К сожалению, большая часть памятников была уничтожена, большая часть владельцев вымерла, и самые интересные обломки нашей древней скульптуры и нашей истории были разбросаны, погибли. Вот так все и исчезает в нашей старой Франции, останутся эти обломки, потом и от этих обломков ничего не останется. И кто же разрушает? Именно те, в интересах которых и следовало бы это сохранять.
И Ледрю, несмотря на свой либерализм, вздохнул.
— Это все ваши приятели? — спросил я у мэра.
— Может быть, еще придет доктор Робер. О нем я вам не говорю, я полагаю, вы сами составили о нем мнение. Это человек, ставивший всю жизнь опыты над живыми людьми, будто они манекены, даже не задумываясь над тем, что у них есть душа, чтобы испытывать страдания, и нервы, чтобы чувствовать. Этот жизнелюб многих отправил на тот свет. Этот, к своему счастью, не верит в выходцев с того света. Посредственный ум, мнящий себя остроумным, потому что всегда шумит, философ, потому что атеист, — он один из тех людей, которого у себя принимают, потому что он сам к вам приходит. Вам же не придет в голову идти к ним.

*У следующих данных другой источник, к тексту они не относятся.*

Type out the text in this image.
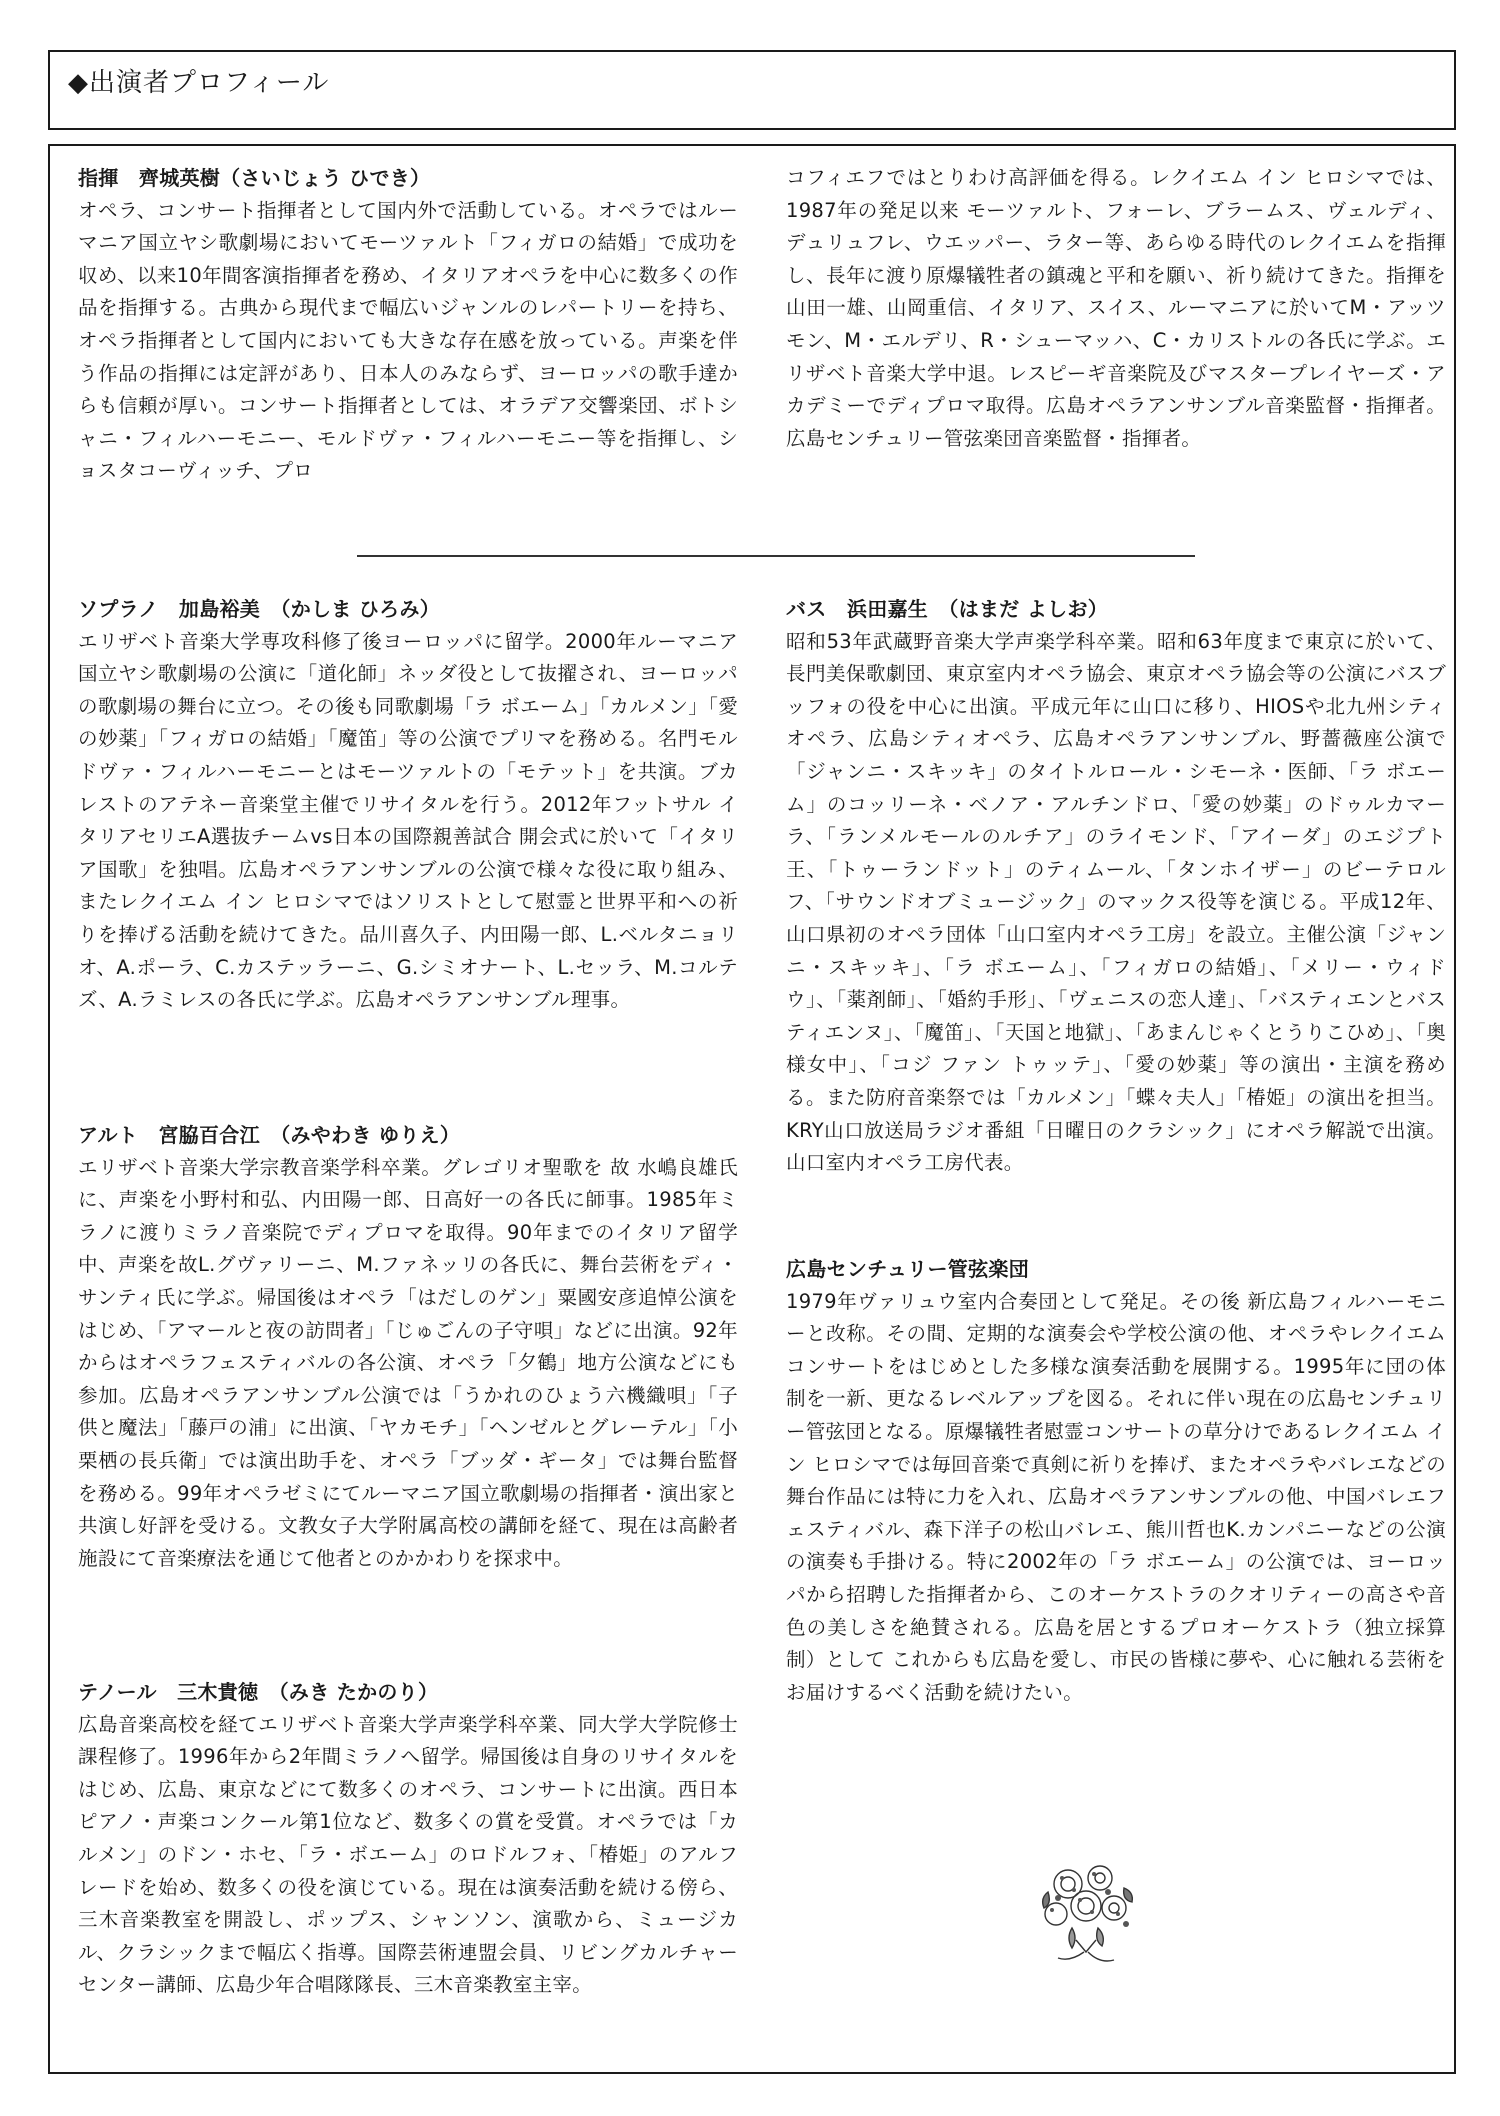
◆出演者プロフィール

指揮　齊城英樹（さいじょう ひでき）

オペラ、コンサート指揮者として国内外で活動している。オペラではルーマニア国立ヤシ歌劇場においてモーツァルト「フィガロの結婚」で成功を収め、以来10年間客演指揮者を務め、イタリアオペラを中心に数多くの作品を指揮する。古典から現代まで幅広いジャンルのレパートリーを持ち、オペラ指揮者として国内においても大きな存在感を放っている。声楽を伴う作品の指揮には定評があり、日本人のみならず、ヨーロッパの歌手達からも信頼が厚い。コンサート指揮者としては、オラデア交響楽団、ボトシャニ・フィルハーモニー、モルドヴァ・フィルハーモニー等を指揮し、ショスタコーヴィッチ、プロ

コフィエフではとりわけ高評価を得る。レクイエム イン ヒロシマでは、1987年の発足以来 モーツァルト、フォーレ、ブラームス、ヴェルディ、デュリュフレ、ウエッパー、ラター等、あらゆる時代のレクイエムを指揮し、長年に渡り原爆犠牲者の鎮魂と平和を願い、祈り続けてきた。指揮を山田一雄、山岡重信、イタリア、スイス、ルーマニアに於いてM・アッツモン、M・エルデリ、R・シューマッハ、C・カリストルの各氏に学ぶ。エリザベト音楽大学中退。レスピーギ音楽院及びマスタープレイヤーズ・アカデミーでディプロマ取得。広島オペラアンサンブル音楽監督・指揮者。広島センチュリー管弦楽団音楽監督・指揮者。

ソプラノ　加島裕美　（かしま ひろみ）

エリザベト音楽大学専攻科修了後ヨーロッパに留学。2000年ルーマニア国立ヤシ歌劇場の公演に「道化師」ネッダ役として抜擢され、ヨーロッパの歌劇場の舞台に立つ。その後も同歌劇場「ラ ボエーム」「カルメン」「愛の妙薬」「フィガロの結婚」「魔笛」等の公演でプリマを務める。名門モルドヴァ・フィルハーモニーとはモーツァルトの「モテット」を共演。ブカレストのアテネー音楽堂主催でリサイタルを行う。2012年フットサル イタリアセリエA選抜チームvs日本の国際親善試合 開会式に於いて「イタリア国歌」を独唱。広島オペラアンサンブルの公演で様々な役に取り組み、またレクイエム イン ヒロシマではソリストとして慰霊と世界平和への祈りを捧げる活動を続けてきた。品川喜久子、内田陽一郎、L.ベルタニョリオ、A.ポーラ、C.カステッラーニ、G.シミオナート、L.セッラ、M.コルテズ、A.ラミレスの各氏に学ぶ。広島オペラアンサンブル理事。

アルト　宮脇百合江　（みやわき ゆりえ）

エリザベト音楽大学宗教音楽学科卒業。グレゴリオ聖歌を 故 水嶋良雄氏に、声楽を小野村和弘、内田陽一郎、日高好一の各氏に師事。1985年ミラノに渡りミラノ音楽院でディプロマを取得。90年までのイタリア留学中、声楽を故L.グヴァリーニ、M.ファネッリの各氏に、舞台芸術をディ・サンティ氏に学ぶ。帰国後はオペラ「はだしのゲン」粟國安彦追悼公演をはじめ、「アマールと夜の訪問者」「じゅごんの子守唄」などに出演。92年からはオペラフェスティバルの各公演、オペラ「夕鶴」地方公演などにも参加。広島オペラアンサンブル公演では「うかれのひょう六機織唄」「子供と魔法」「藤戸の浦」に出演、「ヤカモチ」「ヘンゼルとグレーテル」「小栗栖の長兵衛」では演出助手を、オペラ「ブッダ・ギータ」では舞台監督を務める。99年オペラゼミにてルーマニア国立歌劇場の指揮者・演出家と共演し好評を受ける。文教女子大学附属高校の講師を経て、現在は高齢者施設にて音楽療法を通じて他者とのかかわりを探求中。

テノール　三木貴徳　（みき たかのり）

広島音楽高校を経てエリザベト音楽大学声楽学科卒業、同大学大学院修士課程修了。1996年から2年間ミラノへ留学。帰国後は自身のリサイタルをはじめ、広島、東京などにて数多くのオペラ、コンサートに出演。西日本ピアノ・声楽コンクール第1位など、数多くの賞を受賞。オペラでは「カルメン」のドン・ホセ、「ラ・ボエーム」のロドルフォ、「椿姫」のアルフレードを始め、数多くの役を演じている。現在は演奏活動を続ける傍ら、三木音楽教室を開設し、ポップス、シャンソン、演歌から、ミュージカル、クラシックまで幅広く指導。国際芸術連盟会員、リビングカルチャーセンター講師、広島少年合唱隊隊長、三木音楽教室主宰。

バス　浜田嘉生　（はまだ よしお）

昭和53年武蔵野音楽大学声楽学科卒業。昭和63年度まで東京に於いて、長門美保歌劇団、東京室内オペラ協会、東京オペラ協会等の公演にバスブッフォの役を中心に出演。平成元年に山口に移り、HIOSや北九州シティオペラ、広島シティオペラ、広島オペラアンサンブル、野薔薇座公演で「ジャンニ・スキッキ」のタイトルロール・シモーネ・医師、「ラ ボエーム」のコッリーネ・ベノア・アルチンドロ、「愛の妙薬」のドゥルカマーラ、「ランメルモールのルチア」のライモンド、「アイーダ」のエジプト王、「トゥーランドット」のティムール、「タンホイザー」のビーテロルフ、「サウンドオブミュージック」のマックス役等を演じる。平成12年、山口県初のオペラ団体「山口室内オペラ工房」を設立。主催公演「ジャンニ・スキッキ」、「ラ ボエーム」、「フィガロの結婚」、「メリー・ウィドウ」、「薬剤師」、「婚約手形」、「ヴェニスの恋人達」、「バスティエンとバスティエンヌ」、「魔笛」、「天国と地獄」、「あまんじゃくとうりこひめ」、「奥様女中」、「コジ ファン トゥッテ」、「愛の妙薬」等の演出・主演を務める。また防府音楽祭では「カルメン」「蝶々夫人」「椿姫」の演出を担当。KRY山口放送局ラジオ番組「日曜日のクラシック」にオペラ解説で出演。山口室内オペラ工房代表。

広島センチュリー管弦楽団

1979年ヴァリュウ室内合奏団として発足。その後 新広島フィルハーモニーと改称。その間、定期的な演奏会や学校公演の他、オペラやレクイエムコンサートをはじめとした多様な演奏活動を展開する。1995年に団の体制を一新、更なるレベルアップを図る。それに伴い現在の広島センチュリー管弦団となる。原爆犠牲者慰霊コンサートの草分けであるレクイエム イン ヒロシマでは毎回音楽で真剣に祈りを捧げ、またオペラやバレエなどの舞台作品には特に力を入れ、広島オペラアンサンブルの他、中国バレエフェスティバル、森下洋子の松山バレエ、熊川哲也K.カンパニーなどの公演の演奏も手掛ける。特に2002年の「ラ ボエーム」の公演では、ヨーロッパから招聘した指揮者から、このオーケストラのクオリティーの高さや音色の美しさを絶賛される。広島を居とするプロオーケストラ（独立採算制）として これからも広島を愛し、市民の皆様に夢や、心に触れる芸術をお届けするべく活動を続けたい。
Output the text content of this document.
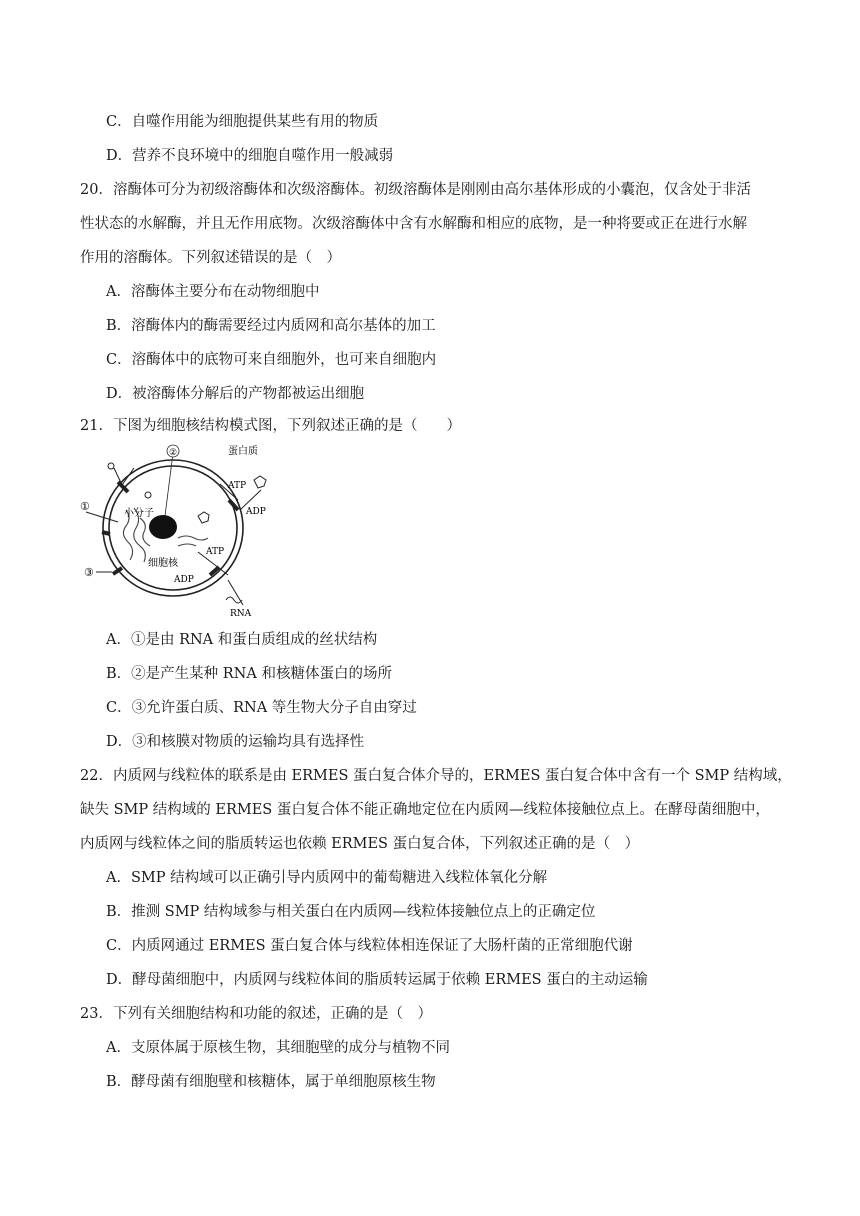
C．自噬作用能为细胞提供某些有用的物质
D．营养不良环境中的细胞自噬作用一般减弱
20．溶酶体可分为初级溶酶体和次级溶酶体。初级溶酶体是刚刚由高尔基体形成的小囊泡，仅含处于非活
性状态的水解酶，并且无作用底物。次级溶酶体中含有水解酶和相应的底物，是一种将要或正在进行水解
作用的溶酶体。下列叙述错误的是（　）
A．溶酶体主要分布在动物细胞中
B．溶酶体内的酶需要经过内质网和高尔基体的加工
C．溶酶体中的底物可来自细胞外，也可来自细胞内
D．被溶酶体分解后的产物都被运出细胞
21．下图为细胞核结构模式图，下列叙述正确的是（　　）
②	蛋白质
ATP
ADP
①
小分子
细胞核
ATP
ADP
③
RNA
A．①是由 RNA 和蛋白质组成的丝状结构
B．②是产生某种 RNA 和核糖体蛋白的场所
C．③允许蛋白质、RNA 等生物大分子自由穿过
D．③和核膜对物质的运输均具有选择性
22．内质网与线粒体的联系是由 ERMES 蛋白复合体介导的，ERMES 蛋白复合体中含有一个 SMP 结构域，
缺失 SMP 结构域的 ERMES 蛋白复合体不能正确地定位在内质网—线粒体接触位点上。在酵母菌细胞中，
内质网与线粒体之间的脂质转运也依赖 ERMES 蛋白复合体，下列叙述正确的是（　）
A．SMP 结构域可以正确引导内质网中的葡萄糖进入线粒体氧化分解
B．推测 SMP 结构域参与相关蛋白在内质网—线粒体接触位点上的正确定位
C．内质网通过 ERMES 蛋白复合体与线粒体相连保证了大肠杆菌的正常细胞代谢
D．酵母菌细胞中，内质网与线粒体间的脂质转运属于依赖 ERMES 蛋白的主动运输
23．下列有关细胞结构和功能的叙述，正确的是（　）
A．支原体属于原核生物，其细胞壁的成分与植物不同
B．酵母菌有细胞壁和核糖体，属于单细胞原核生物
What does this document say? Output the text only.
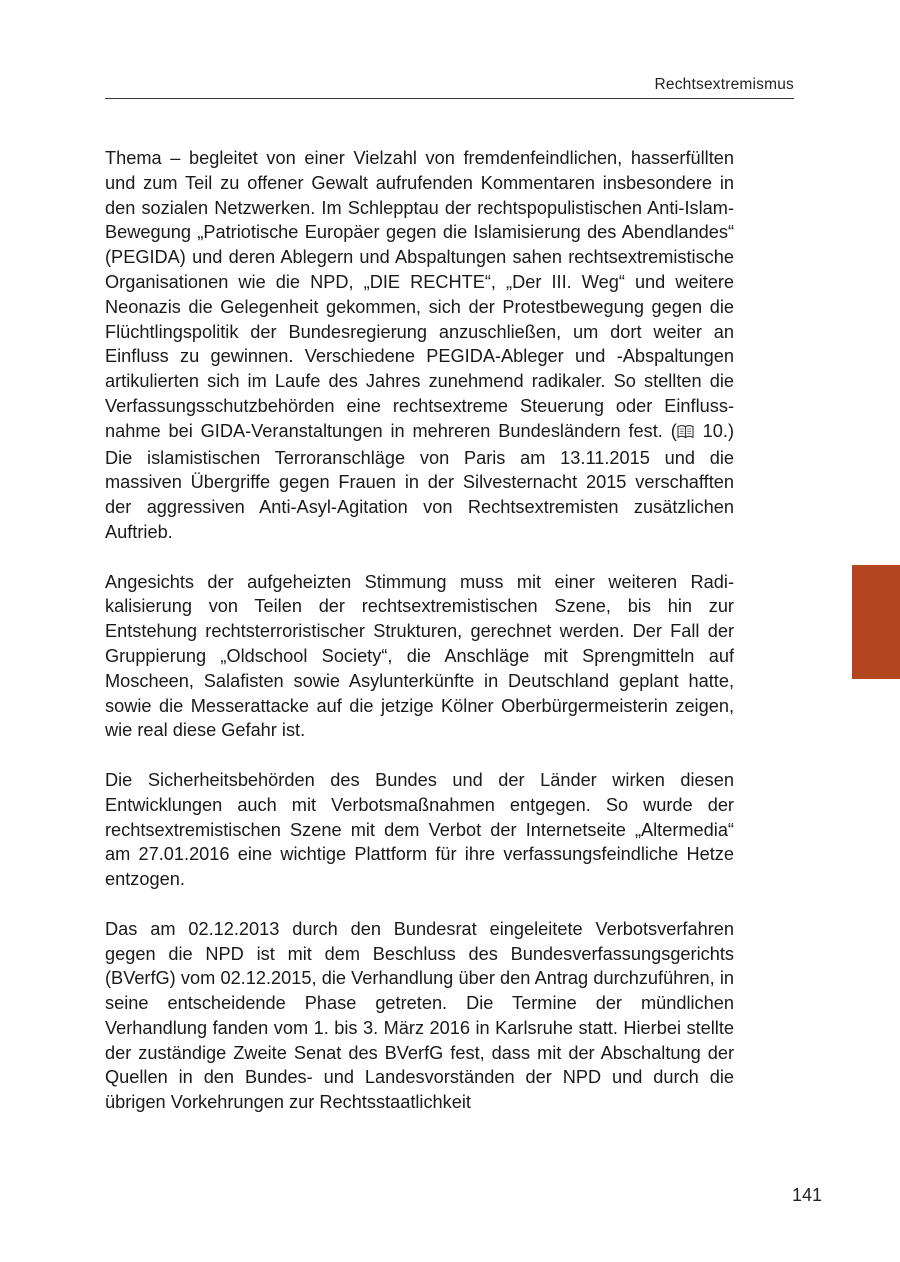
Rechtsextremismus

Thema – begleitet von einer Vielzahl von fremdenfeindlichen, hasserfüllten und zum Teil zu offener Gewalt aufrufenden Kommentaren insbesondere in den sozialen Netzwerken. Im Schlepptau der rechtspopulistischen Anti-Islam-Bewegung „Patriotische Europäer gegen die Islamisierung des Abendlandes“ (PEGIDA) und deren Ablegern und Abspaltungen sahen rechtsextremistische Organisationen wie die NPD, „DIE RECHTE“, „Der III. Weg“ und weitere Neonazis die Gelegenheit gekommen, sich der Protestbewegung gegen die Flüchtlingspolitik der Bundesregierung anzuschließen, um dort weiter an Einfluss zu gewinnen. Verschiedene PEGIDA-Ableger und -Abspaltungen artikulierten sich im Laufe des Jahres zunehmend radikaler. So stellten die Verfassungsschutzbehörden eine rechtsextreme Steuerung oder Einflussnahme bei GIDA-Veranstaltungen in mehreren Bundesländern fest. ( 10.) Die islamistischen Terroranschläge von Paris am 13.11.2015 und die massiven Übergriffe gegen Frauen in der Silvesternacht 2015 verschafften der aggressiven Anti-Asyl-Agitation von Rechtsextremisten zusätzlichen Auftrieb.

Angesichts der aufgeheizten Stimmung muss mit einer weiteren Radikalisierung von Teilen der rechtsextremistischen Szene, bis hin zur Entstehung rechtsterroristischer Strukturen, gerechnet werden. Der Fall der Gruppierung „Oldschool Society“, die Anschläge mit Sprengmitteln auf Moscheen, Salafisten sowie Asylunterkünfte in Deutschland geplant hatte, sowie die Messerattacke auf die jetzige Kölner Oberbürgermeisterin zeigen, wie real diese Gefahr ist.

Die Sicherheitsbehörden des Bundes und der Länder wirken diesen Entwicklungen auch mit Verbotsmaßnahmen entgegen. So wurde der rechtsextremistischen Szene mit dem Verbot der Internetseite „Altermedia“ am 27.01.2016 eine wichtige Plattform für ihre verfassungsfeindliche Hetze entzogen.

Das am 02.12.2013 durch den Bundesrat eingeleitete Verbotsverfahren gegen die NPD ist mit dem Beschluss des Bundesverfassungsgerichts (BVerfG) vom 02.12.2015, die Verhandlung über den Antrag durchzuführen, in seine entscheidende Phase getreten. Die Termine der mündlichen Verhandlung fanden vom 1. bis 3. März 2016 in Karlsruhe statt. Hierbei stellte der zuständige Zweite Senat des BVerfG fest, dass mit der Abschaltung der Quellen in den Bundes- und Landesvorständen der NPD und durch die übrigen Vorkehrungen zur Rechtsstaatlichkeit

141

— О, сударь, как мне знакомы такие люди!
— Еще должен был прийти приятель, моложе Аллиета, аббата Мулля и кавалера Ленуара, но он, как и Аллиет, увлекается гаданием на картах, как Мулль — верит в духов и как кавалер Ленуар — увлечен древностями; ходячая библиотека — каталог, переплетенный в кожу христианина. Вы, должно быть, его не знаете?
— Библиофил Жакоб?
— Именно.
— И он не придет?
— Он не пришел еще, он знает, что мы обыкновенно обедаем в два часа, а теперь четыре. Вряд ли он явится. Он, верно, разыскивает какую-нибудь книжечку, напечатанную в Амстердаме в 1570 году, первое издание с тремя типографскими опечатками, одной на первом листе, другой на седьмом и одной на последнем.
В эту минуту дверь отворилась, и вошла тетка Антуан.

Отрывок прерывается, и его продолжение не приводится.